The lack of diversity, equity and inclusion in the marketing industry, amongst many others, has been a well-known issue for many years. The Black Lives Matter movement has brought light to the need for action from agencies and organizations to start making real change.
To give some perspective, 85% of the ANA (Association of National Advertisers) member company CMO’s are white, while 3% are black, 5% are asian, and 4% are hispanic/latino, according to their 2019 Diversity Report.
So, what can you do to drive diversity, equity and inclusion in your company?
A Top-Down Approach isn’t Enough
DE&I cannot happen without real intent and effort. Top-down approaches drive compliance, not commitment. Senior leaders, all the way down to frontline employees, have to see and understand their role in the company and be committed to building and retaining a diverse teams. It’s important to note that quotas do not automate diversity, equity or inclusion. Hiring goals may boost numbers and create the illusion of DE&I, but does not actually create an inclusive culture. First, it requires taking an honest look at the end-to-end employee experience, with a focus towards creating conditions that promote equity and inclusion on a daily basis, as well as designing ways to measure that impact. Second, companies must be willing to put a real financial investment into improving diversity. Organizations that have specialized DE&I recruitment and outreach solutions have shown real results.
Make an Ongoing Effort
Having one yearly “diversity training” is not enough. Just as any behavior change, DE&I takes individuals being able to identify key moments when they can build new habits and attitudes. When these new habits and attitudes are put into action in an environment that supports meaningful conversations and healthy tension, real change can become possible.
It’s essential to shift your business overarching goals, mission and vision to build and support a culture based on awareness, acceptance and the development of an increasingly diverse team. This may even require investing in minority-owned training and coaching firms. In the marketing and advertising industry, it’s common for companies to recruit from the same pools of people who just jump from one job to the next. Consider becoming a part of college internship programs with Historically Black Colleges and Universities (HBCUs) and other distinguished minority organizations, including NSBE, SHPE, NBMBAA, ALPHA and others. When it comes down to it, senior leaders must be committed to increasing hiring, developing, promoting and retaining black and minority representation at all levels of the organization.
Consider Your Culture and Brand
In any real transformative effort, brand and culture go hand-in-hand. What you offer to your customers reflects your values and your biases. When working on building better DE&I, the relationships going on internally and externally with your company. What does your brand, your employees and your customers say about your organization and culture? Are your employees’ and customers’ values and beliefs congruent with your company vision and mission? Ultimately, everything all of these elements are intertwined and to drive real success, everything and everyone must be in agreement.
How Members of the Organization Can Help
It’s important to remember that this is NOT about hitting minority quotas. This is about opening up your organization to members of minority communities that enrich the culture of your organization, bring real value, and propel your company forward in progression and innovation.
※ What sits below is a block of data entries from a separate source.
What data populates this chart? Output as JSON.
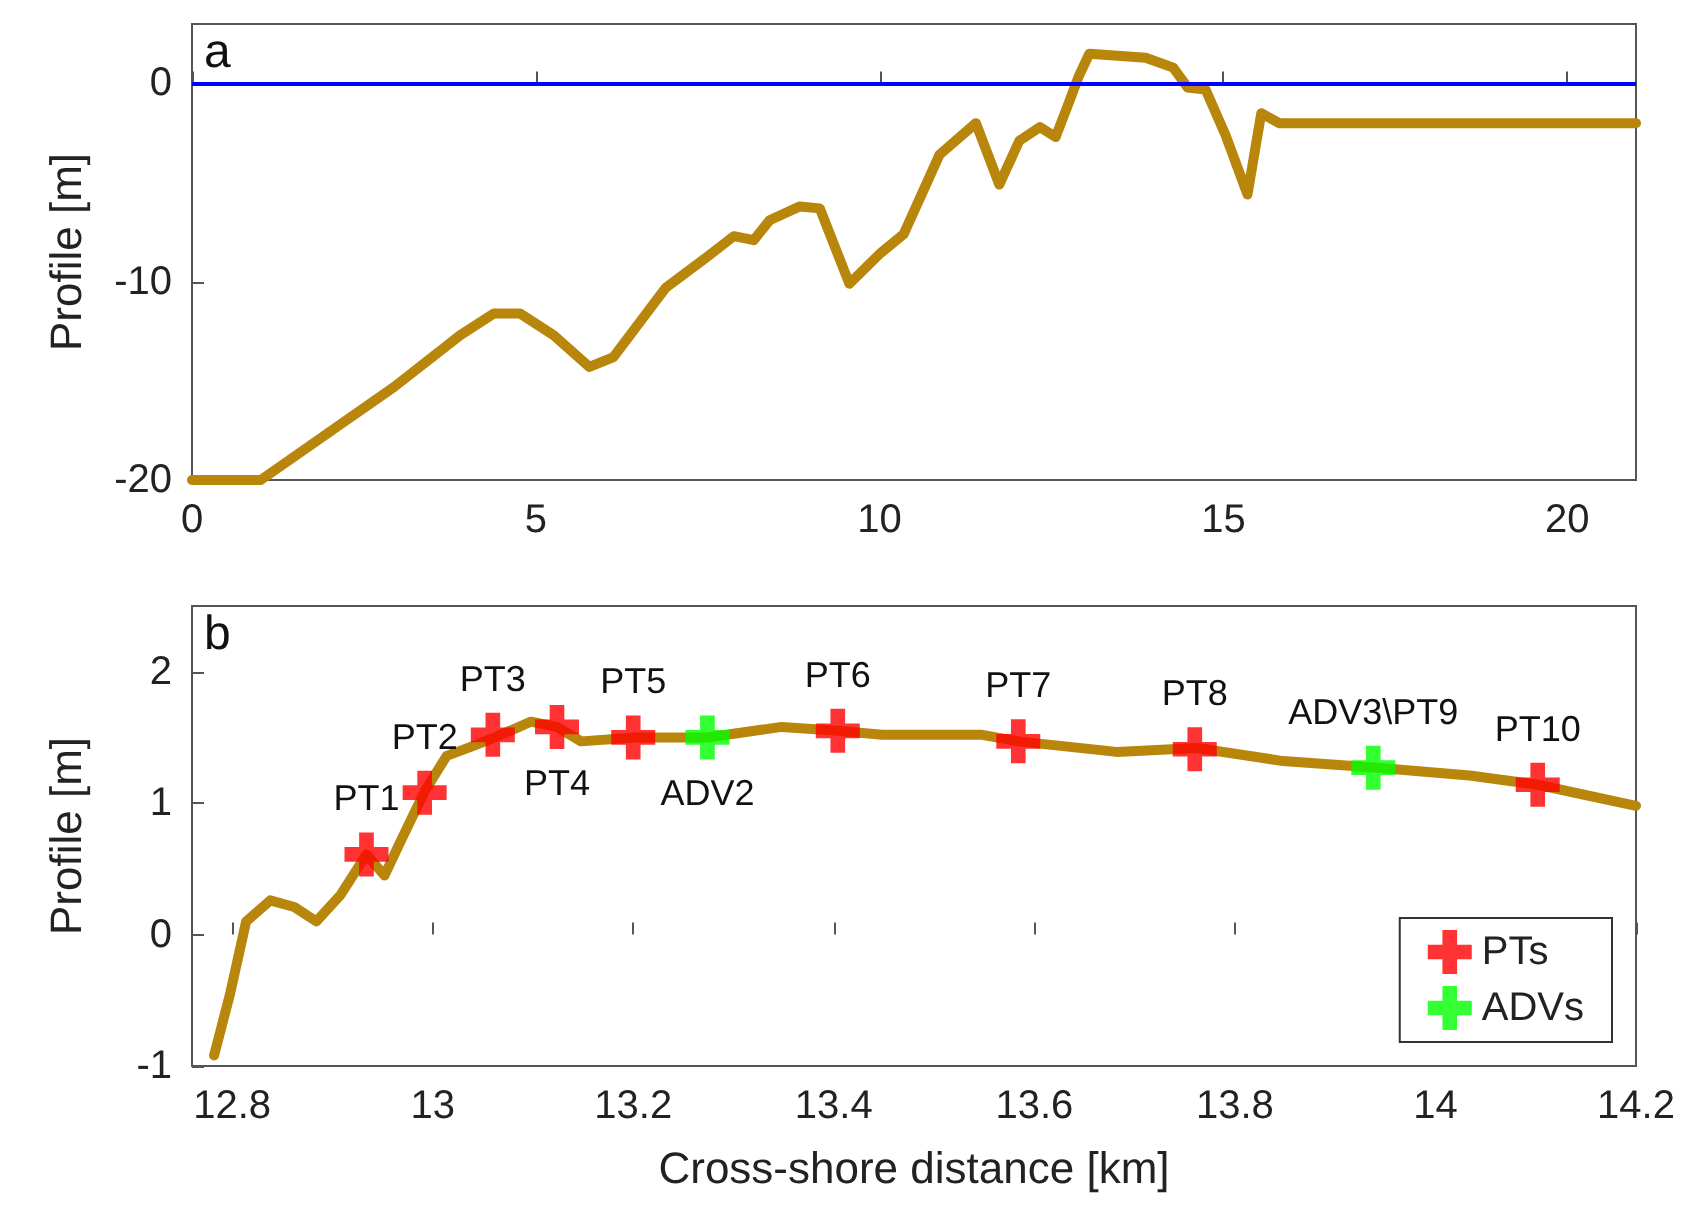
{
  "chart_data": [
    {
      "type": "line",
      "ylabel": "Profile [m]",
      "annotations": [
        "a"
      ],
      "xlim": [
        0,
        21
      ],
      "ylim": [
        -20,
        3
      ],
      "xticks": [
        0,
        5,
        10,
        15,
        20
      ],
      "yticks": [
        -20,
        -10,
        0
      ],
      "grid": false,
      "legend": false,
      "ref_lines": [
        {
          "axis": "y",
          "value": 0,
          "color": "#0000ff"
        }
      ],
      "series": [
        {
          "color": "#b8860b",
          "marker": "none",
          "x": [
            0,
            1.0,
            2.94,
            3.9,
            4.39,
            4.77,
            5.26,
            5.78,
            6.13,
            6.89,
            7.47,
            7.88,
            8.17,
            8.4,
            8.84,
            9.13,
            9.56,
            10.0,
            10.35,
            10.87,
            11.4,
            11.74,
            12.03,
            12.33,
            12.56,
            12.76,
            12.9,
            13.05,
            13.87,
            14.27,
            14.48,
            14.74,
            15.03,
            15.35,
            15.55,
            15.81,
            21
          ],
          "values": [
            -20,
            -20,
            -15.3,
            -12.7,
            -11.6,
            -11.6,
            -12.7,
            -14.3,
            -13.8,
            -10.3,
            -8.8,
            -7.7,
            -7.9,
            -6.9,
            -6.2,
            -6.3,
            -10.1,
            -8.6,
            -7.6,
            -3.6,
            -2.0,
            -5.1,
            -2.9,
            -2.2,
            -2.7,
            -0.9,
            0.4,
            1.5,
            1.3,
            0.8,
            -0.2,
            -0.3,
            -2.6,
            -5.6,
            -1.5,
            -2.0,
            -2.0
          ]
        }
      ]
    },
    {
      "type": "line",
      "xlabel": "Cross-shore distance [km]",
      "ylabel": "Profile [m]",
      "xlim": [
        12.76,
        14.2
      ],
      "ylim": [
        -1,
        2.5
      ],
      "xticks": [
        12.8,
        13,
        13.2,
        13.4,
        13.6,
        13.8,
        14,
        14.2
      ],
      "yticks": [
        -1,
        0,
        1,
        2
      ],
      "grid": false,
      "legend": "bottom right",
      "annotations": [
        "b",
        {
          "text": "PT1",
          "x": 12.934,
          "y": 0.61
        },
        {
          "text": "PT2",
          "x": 12.992,
          "y": 1.08
        },
        {
          "text": "PT3",
          "x": 13.06,
          "y": 1.52
        },
        {
          "text": "PT4",
          "x": 13.124,
          "y": 1.58
        },
        {
          "text": "PT5",
          "x": 13.2,
          "y": 1.5
        },
        {
          "text": "ADV2",
          "x": 13.274,
          "y": 1.5
        },
        {
          "text": "PT6",
          "x": 13.404,
          "y": 1.55
        },
        {
          "text": "PT7",
          "x": 13.584,
          "y": 1.47
        },
        {
          "text": "PT8",
          "x": 13.76,
          "y": 1.41
        },
        {
          "text": "ADV3\\PT9",
          "x": 13.938,
          "y": 1.27
        },
        {
          "text": "PT10",
          "x": 14.102,
          "y": 1.14
        }
      ],
      "series": [
        {
          "color": "#b8860b",
          "marker": "none",
          "x": [
            12.782,
            12.798,
            12.814,
            12.838,
            12.862,
            12.884,
            12.908,
            12.934,
            12.952,
            12.968,
            12.992,
            13.014,
            13.042,
            13.062,
            13.098,
            13.124,
            13.148,
            13.202,
            13.274,
            13.348,
            13.404,
            13.448,
            13.508,
            13.548,
            13.584,
            13.682,
            13.762,
            13.848,
            13.942,
            14.034,
            14.102,
            14.2
          ],
          "values": [
            -0.92,
            -0.45,
            0.1,
            0.26,
            0.21,
            0.1,
            0.3,
            0.61,
            0.45,
            0.71,
            1.09,
            1.36,
            1.44,
            1.5,
            1.62,
            1.58,
            1.47,
            1.5,
            1.5,
            1.58,
            1.55,
            1.52,
            1.52,
            1.52,
            1.47,
            1.39,
            1.42,
            1.32,
            1.27,
            1.21,
            1.14,
            0.98
          ]
        },
        {
          "name": "PTs",
          "type": "scatter",
          "marker": "cross",
          "color": "#ff0000",
          "x": [
            12.934,
            12.992,
            13.06,
            13.124,
            13.2,
            13.404,
            13.584,
            13.76,
            14.102
          ],
          "values": [
            0.61,
            1.08,
            1.52,
            1.58,
            1.5,
            1.55,
            1.47,
            1.41,
            1.14
          ]
        },
        {
          "name": "ADVs",
          "type": "scatter",
          "marker": "cross",
          "color": "#00ff00",
          "x": [
            13.274,
            13.938
          ],
          "values": [
            1.5,
            1.27
          ]
        }
      ]
    }
  ]
}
Hiring managers should focus on real skills and qualifications, ensuring that no candidates are screened with biases.
As far as employees themselves pushing for change, this can be done in a number of ways:
- Do your own research and educate yourself on why having DE&I in the workplace is important.
- Find data and present that to the decision-makers, as well as give real action items that push for change.
- Use your voice. When you see or hear something that you know is not right, stand up against it. It’s not enough to “not be racist,” we must be anti-racist. Those that have privilege must use it to give a voice to those without.
Throughout this process, one of the most important things to remember is that you cannot expect the POC to tell you what needs to be changed, what you’re doing wrong, and what you should be doing in your organization. Take initiative to educate yourself with books, podcasts, documentaries, or whatever other means you find necessary. Real change is not possible without real action.